Due parole, o meglio, un luogo che sono una macchina del tempo per il fedelissimo abbonato bianconero. «All’epoca mi piaceva posizionarmi di fronte alla tribuna, o dietro la porta, lato Nord» rammenta Kurt. Per questo motivo, forse, i primi giocatori che cita sono due estremi difensori: «Mosena e Corrodi, a cui piaceva parare con una mano sola». Ma nella mente di chi abbiamo di fronte sono impressi anche suoni e immagini. «Mio padre, che visse la conquista della prima Coppa Svizzera, nel 1931, proprio al Campio Marzio, faceva il poliziotto. E, stando ai racconti di mia mamma, gli altoparlanti dello stadio erano soliti annunciarne la presenza, a mo’ di garante della sicurezza. “Pescia al gh’è”. E via, la partita poteva iniziare».
Quando il Lugano, invece, si esibiva in trasferta, l’abitudine era un’altra. «Si transitava da piazza Dante, al caffè della Posta, storica sede del club. E se la bandiera bianconera era esposta, beh, significava che la squadra aveva vinto».
Di successi, e persino di trionfi, Kurt Pescia ne ha assaporati diversi. Dal titolo della stagione 1948-49, «con Fornara e il mitico “Cirella” Bernasconi», alla Coppa del 1968, «vinta contro il Winterthur del temibile Konietzka, con gol del grande Otto Luttrop e Simonetti. Andammo a Berna in treno». E non sarebbe stata l’ultima volta. Kurt c’era anche in occasione degli atti conclusivi al Wankdorf del 1993, 2022, 2023 e 2024. «Saltammo invece la finale del 2016, a Zurigo» indica il figlio Riccardo, il cui amore per il FC Lugano è sbocciato sulla vecchia tribuna di Cornaredo. «C’era ancora mio nonno, tre generazioni di Pescia. Come ora, peraltro, visto che anche mio figlio, che studia in Svizzera interna, segue appena può la squadra di Mattia Croci-Torti».
Kurt, lui, affianca l’attuale stadio bianconero dal primo giorno. Nel bene e nel male. «C’ero quando Riva IV trafisse l’Italia, nel 1951, come pure in occasione dei Mondiali casalinghi, per Italia-Belgio.

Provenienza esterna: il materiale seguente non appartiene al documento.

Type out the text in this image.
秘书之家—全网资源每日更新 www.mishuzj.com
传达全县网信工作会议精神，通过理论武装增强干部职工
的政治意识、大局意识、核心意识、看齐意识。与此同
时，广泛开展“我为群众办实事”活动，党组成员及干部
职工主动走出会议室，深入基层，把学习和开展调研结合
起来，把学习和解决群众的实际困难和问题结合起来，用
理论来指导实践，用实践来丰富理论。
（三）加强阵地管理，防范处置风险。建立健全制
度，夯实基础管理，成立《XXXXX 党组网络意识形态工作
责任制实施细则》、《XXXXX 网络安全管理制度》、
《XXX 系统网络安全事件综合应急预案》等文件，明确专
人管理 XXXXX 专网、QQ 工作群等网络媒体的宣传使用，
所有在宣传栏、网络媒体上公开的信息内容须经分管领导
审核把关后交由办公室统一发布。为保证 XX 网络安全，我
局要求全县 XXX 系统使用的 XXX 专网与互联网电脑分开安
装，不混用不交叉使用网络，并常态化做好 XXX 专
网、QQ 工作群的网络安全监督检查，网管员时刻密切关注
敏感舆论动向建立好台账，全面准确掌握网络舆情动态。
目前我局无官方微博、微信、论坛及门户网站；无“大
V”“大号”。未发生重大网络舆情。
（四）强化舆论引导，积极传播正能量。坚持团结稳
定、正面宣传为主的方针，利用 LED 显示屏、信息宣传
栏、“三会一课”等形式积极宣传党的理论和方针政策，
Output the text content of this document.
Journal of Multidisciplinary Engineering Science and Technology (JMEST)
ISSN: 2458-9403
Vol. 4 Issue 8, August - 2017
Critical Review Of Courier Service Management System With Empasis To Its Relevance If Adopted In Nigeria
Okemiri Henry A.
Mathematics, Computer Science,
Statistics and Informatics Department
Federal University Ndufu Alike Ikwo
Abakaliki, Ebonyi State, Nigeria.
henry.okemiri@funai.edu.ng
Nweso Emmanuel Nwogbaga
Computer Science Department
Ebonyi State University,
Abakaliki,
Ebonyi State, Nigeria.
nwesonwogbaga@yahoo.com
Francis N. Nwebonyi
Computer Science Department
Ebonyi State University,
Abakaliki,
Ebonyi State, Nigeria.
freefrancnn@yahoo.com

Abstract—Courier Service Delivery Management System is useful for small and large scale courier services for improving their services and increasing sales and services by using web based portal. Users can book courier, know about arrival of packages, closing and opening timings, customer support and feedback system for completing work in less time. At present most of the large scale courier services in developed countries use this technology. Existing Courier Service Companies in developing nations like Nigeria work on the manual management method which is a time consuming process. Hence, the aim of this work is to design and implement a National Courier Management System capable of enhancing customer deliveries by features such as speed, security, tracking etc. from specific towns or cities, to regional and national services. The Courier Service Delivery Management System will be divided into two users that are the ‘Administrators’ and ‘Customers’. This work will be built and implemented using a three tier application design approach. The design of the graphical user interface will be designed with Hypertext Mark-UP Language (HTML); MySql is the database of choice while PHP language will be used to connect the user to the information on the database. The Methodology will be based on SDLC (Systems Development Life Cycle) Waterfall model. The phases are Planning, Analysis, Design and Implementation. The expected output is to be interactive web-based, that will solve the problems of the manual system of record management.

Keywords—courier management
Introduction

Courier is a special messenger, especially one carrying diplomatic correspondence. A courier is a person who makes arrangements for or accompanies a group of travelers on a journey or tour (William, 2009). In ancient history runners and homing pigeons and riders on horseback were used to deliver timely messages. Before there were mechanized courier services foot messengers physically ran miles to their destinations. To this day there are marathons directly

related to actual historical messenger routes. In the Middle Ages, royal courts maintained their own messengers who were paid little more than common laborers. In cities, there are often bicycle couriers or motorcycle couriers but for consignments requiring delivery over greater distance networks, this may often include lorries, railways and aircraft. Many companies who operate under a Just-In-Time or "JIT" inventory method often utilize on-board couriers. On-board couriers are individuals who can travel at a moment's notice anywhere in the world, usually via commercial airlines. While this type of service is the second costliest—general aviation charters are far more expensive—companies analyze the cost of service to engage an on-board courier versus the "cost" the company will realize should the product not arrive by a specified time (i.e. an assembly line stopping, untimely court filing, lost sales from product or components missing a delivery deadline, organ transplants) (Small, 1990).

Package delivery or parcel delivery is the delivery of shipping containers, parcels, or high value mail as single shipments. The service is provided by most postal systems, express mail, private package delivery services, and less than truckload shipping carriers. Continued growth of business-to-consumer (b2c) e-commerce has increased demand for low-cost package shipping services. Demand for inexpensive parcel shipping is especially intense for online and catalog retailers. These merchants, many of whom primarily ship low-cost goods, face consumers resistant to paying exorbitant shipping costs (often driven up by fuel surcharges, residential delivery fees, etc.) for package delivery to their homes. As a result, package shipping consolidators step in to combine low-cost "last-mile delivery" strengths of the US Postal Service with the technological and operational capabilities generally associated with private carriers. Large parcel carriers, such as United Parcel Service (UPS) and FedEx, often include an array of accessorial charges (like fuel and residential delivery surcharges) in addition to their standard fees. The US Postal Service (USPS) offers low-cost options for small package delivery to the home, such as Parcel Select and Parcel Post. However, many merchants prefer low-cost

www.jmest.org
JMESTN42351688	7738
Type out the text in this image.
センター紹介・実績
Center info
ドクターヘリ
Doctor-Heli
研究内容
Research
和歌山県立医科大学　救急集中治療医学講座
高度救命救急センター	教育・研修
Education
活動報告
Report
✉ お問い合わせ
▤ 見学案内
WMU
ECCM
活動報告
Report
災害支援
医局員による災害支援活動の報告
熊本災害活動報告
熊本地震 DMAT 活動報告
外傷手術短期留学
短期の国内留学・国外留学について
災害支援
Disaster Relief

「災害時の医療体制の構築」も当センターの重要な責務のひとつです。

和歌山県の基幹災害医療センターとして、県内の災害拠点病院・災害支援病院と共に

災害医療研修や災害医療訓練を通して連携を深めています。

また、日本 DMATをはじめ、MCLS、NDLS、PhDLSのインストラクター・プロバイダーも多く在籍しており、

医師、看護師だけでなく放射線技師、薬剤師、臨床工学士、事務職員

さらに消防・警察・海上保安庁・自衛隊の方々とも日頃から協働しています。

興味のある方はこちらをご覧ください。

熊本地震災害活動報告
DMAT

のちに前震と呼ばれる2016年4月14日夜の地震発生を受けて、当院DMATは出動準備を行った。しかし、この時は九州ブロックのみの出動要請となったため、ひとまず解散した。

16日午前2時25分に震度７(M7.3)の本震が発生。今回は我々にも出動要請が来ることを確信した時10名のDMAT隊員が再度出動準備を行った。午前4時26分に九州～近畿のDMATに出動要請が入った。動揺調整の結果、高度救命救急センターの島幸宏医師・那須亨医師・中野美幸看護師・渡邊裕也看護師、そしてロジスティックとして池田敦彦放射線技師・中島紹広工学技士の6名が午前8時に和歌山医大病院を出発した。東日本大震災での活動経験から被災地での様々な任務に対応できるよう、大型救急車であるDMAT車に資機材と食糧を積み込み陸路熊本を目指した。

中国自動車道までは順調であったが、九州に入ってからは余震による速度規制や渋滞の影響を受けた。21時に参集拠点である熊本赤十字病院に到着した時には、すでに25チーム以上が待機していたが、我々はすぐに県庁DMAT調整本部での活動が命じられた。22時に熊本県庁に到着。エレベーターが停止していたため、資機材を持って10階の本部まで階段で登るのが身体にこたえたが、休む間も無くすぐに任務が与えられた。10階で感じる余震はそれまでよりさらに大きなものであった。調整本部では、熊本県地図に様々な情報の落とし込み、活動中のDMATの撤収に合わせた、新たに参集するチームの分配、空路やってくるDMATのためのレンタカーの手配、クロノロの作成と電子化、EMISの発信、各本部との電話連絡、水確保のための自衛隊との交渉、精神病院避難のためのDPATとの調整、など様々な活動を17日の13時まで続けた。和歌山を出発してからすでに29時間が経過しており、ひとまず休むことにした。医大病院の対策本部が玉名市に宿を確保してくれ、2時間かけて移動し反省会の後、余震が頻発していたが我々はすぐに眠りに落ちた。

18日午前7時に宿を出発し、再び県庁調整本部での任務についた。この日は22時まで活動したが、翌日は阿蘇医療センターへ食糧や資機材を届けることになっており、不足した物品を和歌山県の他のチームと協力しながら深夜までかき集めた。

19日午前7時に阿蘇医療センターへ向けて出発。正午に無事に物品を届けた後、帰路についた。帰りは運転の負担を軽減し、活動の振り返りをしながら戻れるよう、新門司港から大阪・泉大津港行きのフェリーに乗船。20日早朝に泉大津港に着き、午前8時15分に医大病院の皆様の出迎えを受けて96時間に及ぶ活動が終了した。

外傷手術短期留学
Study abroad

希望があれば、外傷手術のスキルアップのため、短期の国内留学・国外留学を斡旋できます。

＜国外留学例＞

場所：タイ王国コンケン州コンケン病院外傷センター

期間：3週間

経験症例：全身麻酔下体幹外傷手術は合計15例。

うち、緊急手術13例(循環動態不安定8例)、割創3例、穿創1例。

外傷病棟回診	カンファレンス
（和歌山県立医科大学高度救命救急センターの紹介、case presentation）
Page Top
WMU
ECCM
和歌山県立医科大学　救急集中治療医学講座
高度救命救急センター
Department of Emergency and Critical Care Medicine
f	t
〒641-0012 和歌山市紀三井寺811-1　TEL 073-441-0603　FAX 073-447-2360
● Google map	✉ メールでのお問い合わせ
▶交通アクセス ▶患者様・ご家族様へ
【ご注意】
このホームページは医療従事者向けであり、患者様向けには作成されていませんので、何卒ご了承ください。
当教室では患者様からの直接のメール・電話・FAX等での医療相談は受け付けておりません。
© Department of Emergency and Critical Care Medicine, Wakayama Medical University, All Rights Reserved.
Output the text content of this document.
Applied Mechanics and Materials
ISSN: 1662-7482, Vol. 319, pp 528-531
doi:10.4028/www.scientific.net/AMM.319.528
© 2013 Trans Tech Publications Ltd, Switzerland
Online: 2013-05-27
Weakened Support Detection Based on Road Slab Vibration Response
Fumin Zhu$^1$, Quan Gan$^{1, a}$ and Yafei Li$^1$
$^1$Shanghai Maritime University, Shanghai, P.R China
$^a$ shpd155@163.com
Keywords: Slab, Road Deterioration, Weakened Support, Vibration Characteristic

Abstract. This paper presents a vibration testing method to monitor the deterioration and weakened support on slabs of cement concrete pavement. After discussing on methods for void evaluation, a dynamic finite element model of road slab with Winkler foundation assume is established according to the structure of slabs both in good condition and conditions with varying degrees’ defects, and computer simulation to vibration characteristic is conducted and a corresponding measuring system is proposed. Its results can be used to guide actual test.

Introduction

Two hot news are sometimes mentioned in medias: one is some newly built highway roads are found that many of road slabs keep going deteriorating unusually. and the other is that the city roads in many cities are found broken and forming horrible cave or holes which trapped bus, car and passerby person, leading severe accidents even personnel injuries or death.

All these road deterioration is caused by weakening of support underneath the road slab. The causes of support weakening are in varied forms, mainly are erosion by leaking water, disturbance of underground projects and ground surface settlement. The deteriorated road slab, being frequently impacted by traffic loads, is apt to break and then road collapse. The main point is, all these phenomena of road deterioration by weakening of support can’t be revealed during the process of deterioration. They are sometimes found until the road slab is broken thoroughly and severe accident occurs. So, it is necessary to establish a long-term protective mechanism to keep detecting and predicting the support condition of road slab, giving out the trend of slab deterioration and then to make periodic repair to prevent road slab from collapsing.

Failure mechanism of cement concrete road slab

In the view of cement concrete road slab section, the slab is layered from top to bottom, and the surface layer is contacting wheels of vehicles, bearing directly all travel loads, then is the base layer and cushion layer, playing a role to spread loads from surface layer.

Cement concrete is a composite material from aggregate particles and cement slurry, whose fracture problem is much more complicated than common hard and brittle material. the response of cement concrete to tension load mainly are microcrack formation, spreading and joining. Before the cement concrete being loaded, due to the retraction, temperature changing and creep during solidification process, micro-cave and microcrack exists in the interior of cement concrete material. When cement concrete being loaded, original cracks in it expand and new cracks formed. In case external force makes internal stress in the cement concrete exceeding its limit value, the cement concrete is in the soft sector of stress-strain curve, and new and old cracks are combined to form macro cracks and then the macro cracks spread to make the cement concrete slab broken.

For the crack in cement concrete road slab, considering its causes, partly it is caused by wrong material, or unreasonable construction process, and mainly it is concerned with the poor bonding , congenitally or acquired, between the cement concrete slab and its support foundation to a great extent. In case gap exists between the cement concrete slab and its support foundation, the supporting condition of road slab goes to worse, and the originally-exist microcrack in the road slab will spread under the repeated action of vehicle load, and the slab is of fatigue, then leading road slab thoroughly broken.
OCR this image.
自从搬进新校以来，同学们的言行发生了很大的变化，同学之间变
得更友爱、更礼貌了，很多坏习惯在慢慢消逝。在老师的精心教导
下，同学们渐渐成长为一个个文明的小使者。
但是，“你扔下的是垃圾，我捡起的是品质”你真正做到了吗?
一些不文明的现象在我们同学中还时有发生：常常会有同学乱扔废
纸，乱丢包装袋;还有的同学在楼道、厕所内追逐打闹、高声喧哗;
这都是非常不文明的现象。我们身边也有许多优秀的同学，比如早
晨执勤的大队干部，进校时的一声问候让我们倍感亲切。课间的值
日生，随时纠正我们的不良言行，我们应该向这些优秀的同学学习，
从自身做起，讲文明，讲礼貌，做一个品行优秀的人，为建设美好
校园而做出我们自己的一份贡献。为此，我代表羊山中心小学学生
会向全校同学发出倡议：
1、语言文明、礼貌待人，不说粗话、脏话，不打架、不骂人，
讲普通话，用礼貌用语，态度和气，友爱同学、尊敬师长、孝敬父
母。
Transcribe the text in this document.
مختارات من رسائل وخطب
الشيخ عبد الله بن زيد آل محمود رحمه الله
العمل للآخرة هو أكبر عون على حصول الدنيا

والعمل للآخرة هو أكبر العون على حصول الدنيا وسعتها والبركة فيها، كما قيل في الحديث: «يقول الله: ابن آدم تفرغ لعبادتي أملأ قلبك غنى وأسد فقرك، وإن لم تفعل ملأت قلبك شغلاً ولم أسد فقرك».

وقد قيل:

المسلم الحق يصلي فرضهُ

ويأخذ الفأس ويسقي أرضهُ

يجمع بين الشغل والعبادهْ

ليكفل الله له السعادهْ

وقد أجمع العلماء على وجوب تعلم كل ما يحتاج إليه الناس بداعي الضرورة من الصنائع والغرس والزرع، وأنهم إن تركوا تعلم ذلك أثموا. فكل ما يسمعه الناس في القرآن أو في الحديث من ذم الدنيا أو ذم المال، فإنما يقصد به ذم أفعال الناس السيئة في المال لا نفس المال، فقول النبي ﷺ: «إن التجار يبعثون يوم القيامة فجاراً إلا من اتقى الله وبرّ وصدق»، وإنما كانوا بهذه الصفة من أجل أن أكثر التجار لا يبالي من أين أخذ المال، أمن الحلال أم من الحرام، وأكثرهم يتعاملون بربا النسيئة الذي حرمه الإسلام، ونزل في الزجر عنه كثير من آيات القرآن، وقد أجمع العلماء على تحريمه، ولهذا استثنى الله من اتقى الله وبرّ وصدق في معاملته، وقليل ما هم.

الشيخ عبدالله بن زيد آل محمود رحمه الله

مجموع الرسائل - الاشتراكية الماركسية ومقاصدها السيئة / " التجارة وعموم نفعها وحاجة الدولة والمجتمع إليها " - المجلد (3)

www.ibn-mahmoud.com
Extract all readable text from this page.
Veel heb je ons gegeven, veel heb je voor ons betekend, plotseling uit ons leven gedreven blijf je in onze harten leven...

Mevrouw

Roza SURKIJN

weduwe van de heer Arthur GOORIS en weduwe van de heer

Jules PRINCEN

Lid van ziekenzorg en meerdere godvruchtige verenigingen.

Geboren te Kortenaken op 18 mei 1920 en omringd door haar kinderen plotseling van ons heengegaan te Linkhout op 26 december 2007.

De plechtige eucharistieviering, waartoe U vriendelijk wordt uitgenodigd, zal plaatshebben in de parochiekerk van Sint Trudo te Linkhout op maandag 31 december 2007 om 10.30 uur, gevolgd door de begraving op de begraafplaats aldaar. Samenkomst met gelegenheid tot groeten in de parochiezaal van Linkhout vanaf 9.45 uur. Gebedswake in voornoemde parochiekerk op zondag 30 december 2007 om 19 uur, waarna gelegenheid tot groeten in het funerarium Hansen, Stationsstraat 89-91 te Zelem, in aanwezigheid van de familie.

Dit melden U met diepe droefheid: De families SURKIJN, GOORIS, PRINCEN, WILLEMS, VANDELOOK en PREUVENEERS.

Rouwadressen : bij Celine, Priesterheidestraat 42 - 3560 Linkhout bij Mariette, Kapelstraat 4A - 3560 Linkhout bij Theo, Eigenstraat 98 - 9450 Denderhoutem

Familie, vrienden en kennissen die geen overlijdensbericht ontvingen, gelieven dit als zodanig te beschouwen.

Ah, e come scordare il clamoroso spareggio a tre, con Zurigo e Grasshopper, al termine del campionato 1967-68. Non solo. Mio malgrado sono stato costretto a digerire pure lo spareggio promozione-relegazione del 2010, con il derby vinto dal Bellinzona».
Per ogni episodio descritto, anche quelli più amari, il nostro interlocutore si affida a parole vive e al contempo cariche d’affetto. L’apice, in questo senso, si percepisce al momento di rispolverare l’amicizia con il presidente Tullio Calloni, «una carissima persona, facemmo la maturità insieme», le giocate di Luttrop – «in caso di calcio franco, sapevamo già che avrebbe trovato la rete» – e le parate di Prosperi: «Non era alto, ma possedeva un’elasticità incredibile». Volti e gesti che simboleggiano ere sportive. A 93 anni, Kurt Pescia le ha attraversate quasi tutte, saldo nella propria fede calcistica. Ora cammina di fronte a noi, con passo deciso, spinto più che sorretto dal bastone, verso la prossima tappa. Il richiamo della AIL Arena è irresistibile. Una volta giunti sulla superficie di gioco, accolti e cinti in un abbraccio bianconero, è per contro inevitabile spalancare occhi e bocca. «Il campo è morbido. L’erba di un verde intenso. Sembra di molleggiare. Sì, devo ammettere una certa commozione». Gli occhi di Kurt Pescia non smettono di luccicare. La sua emozione è stata anche la nostra.